Hem matrak hem vahim

Hem matrak hem vahim

Bundan 10-20 yıl önce durum neyse, bugün de o! Tele kulak iddiaları bilmem kaçıncı defa Türkiye'yi sarstı. Altından da biri son derece matrak, diğeri de oldukça vahim iki ayrı olay çıktı. önce işin matrak tarafından başlayalım...

CHP Genel Sekreteri önder Sav'ın, eski Bolu Valisi Ali Serindağ ile makamında yaptığı görüşmenin tutanakları basında yer aldı. Ardından CHP Genel Başkanı Deniz Baykal bir basın toplantısı düzenleyip, Türkiye'yi ayağa kaldırdı: - CHP Genel Merkezi polis tarafından dinleniyor. İlk başta, hep birlikte "eyvah" dedik. Doğal olarak kuşkuya kapıldık. çünkü, bir ana muhalefet partisinin genel merkezinin dinlenmesi, son derece ciddi bir olaydı. Sonra baktık ki durum oldukça farklı. Biz, ciddi bir tele kulak skandalı beklerken, oldukça matrak bir gelişme ortaya çıktı.
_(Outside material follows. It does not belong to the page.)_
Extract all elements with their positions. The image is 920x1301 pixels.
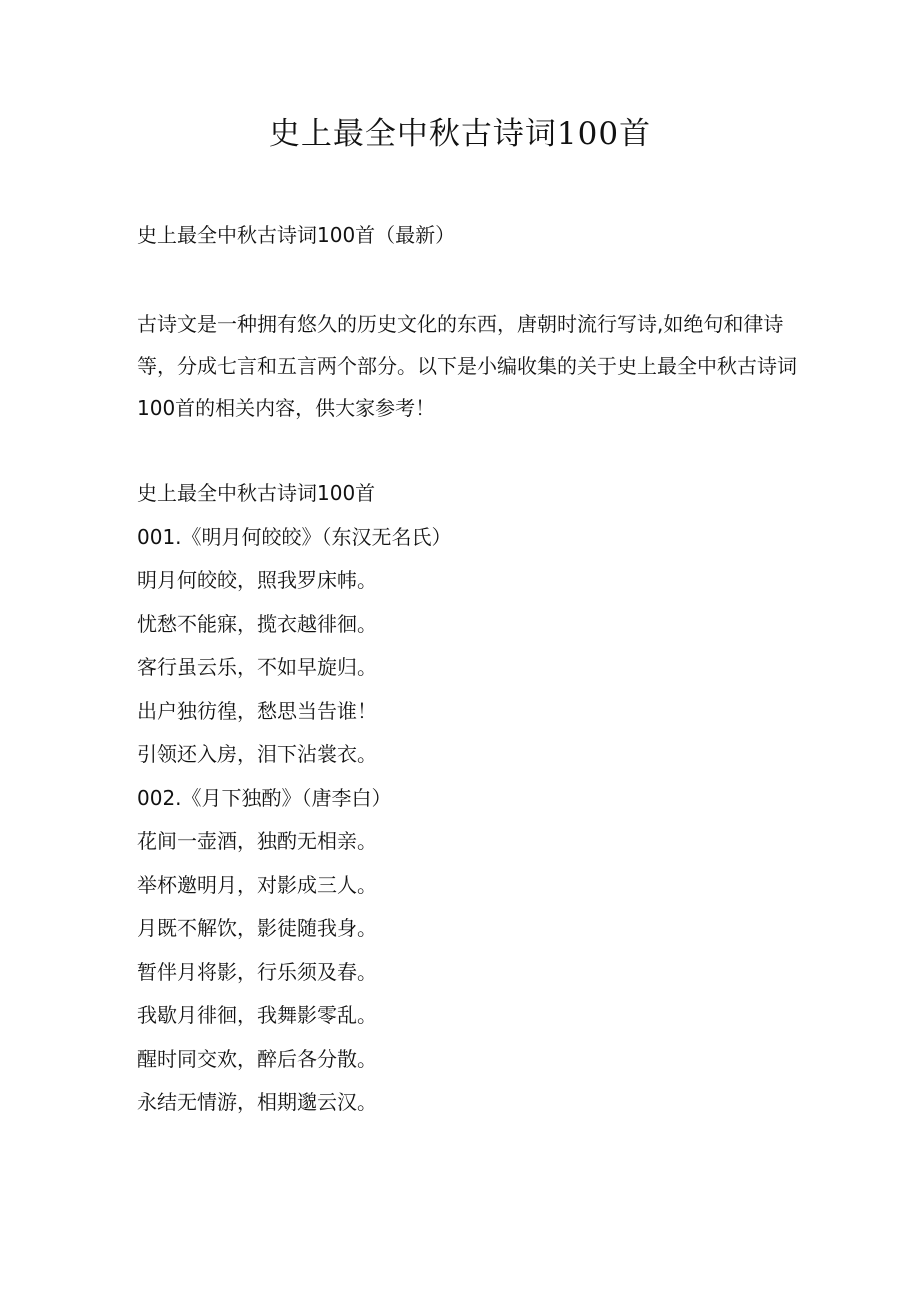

Vakit Gazetesi, Telekom kayıtlarını açıkladı... Gazetenin sabit bir telefonundan CHP'li önder Sav'ın cep telefonu aranmış. İki telefon arasında 44 dakika 6 saniyelik bir görüşme gerçekleşmiş. Kayıt böyle ama önder Sav, gazete muhabiri ile görüşmemiş. Cep telefonunun "no" tuşuna basmak isterken, yanlışlıkla "yes" tuşuna basmış, Sav'ın cep telefonu 44 dakika açık kalmış. Muhabir de bütün görüşmeleri dinleyip, içinden seçtiklerini haber haline getirmiş. önder Sav, kendi kendini dinletmiş!

önder Sav, tersini iddia ediyor, Baykal ise konu ile ilgili herhangi bir açıklama yapmıyor. CHP Genel Başkanı Deniz Baykal'ın, ortaya çıkan gelişmelere rağmen, Genel Sekreteri Sav'a, sonuna kadar sahip çıkacağı görünüyor. Hem de önder Sav'ın, kendisini bütün Türkiye'nin gözü önünde ters köşeye yatırmasına rağmen! Siyaset bu, nasıl davranacakları onların bileceği iş.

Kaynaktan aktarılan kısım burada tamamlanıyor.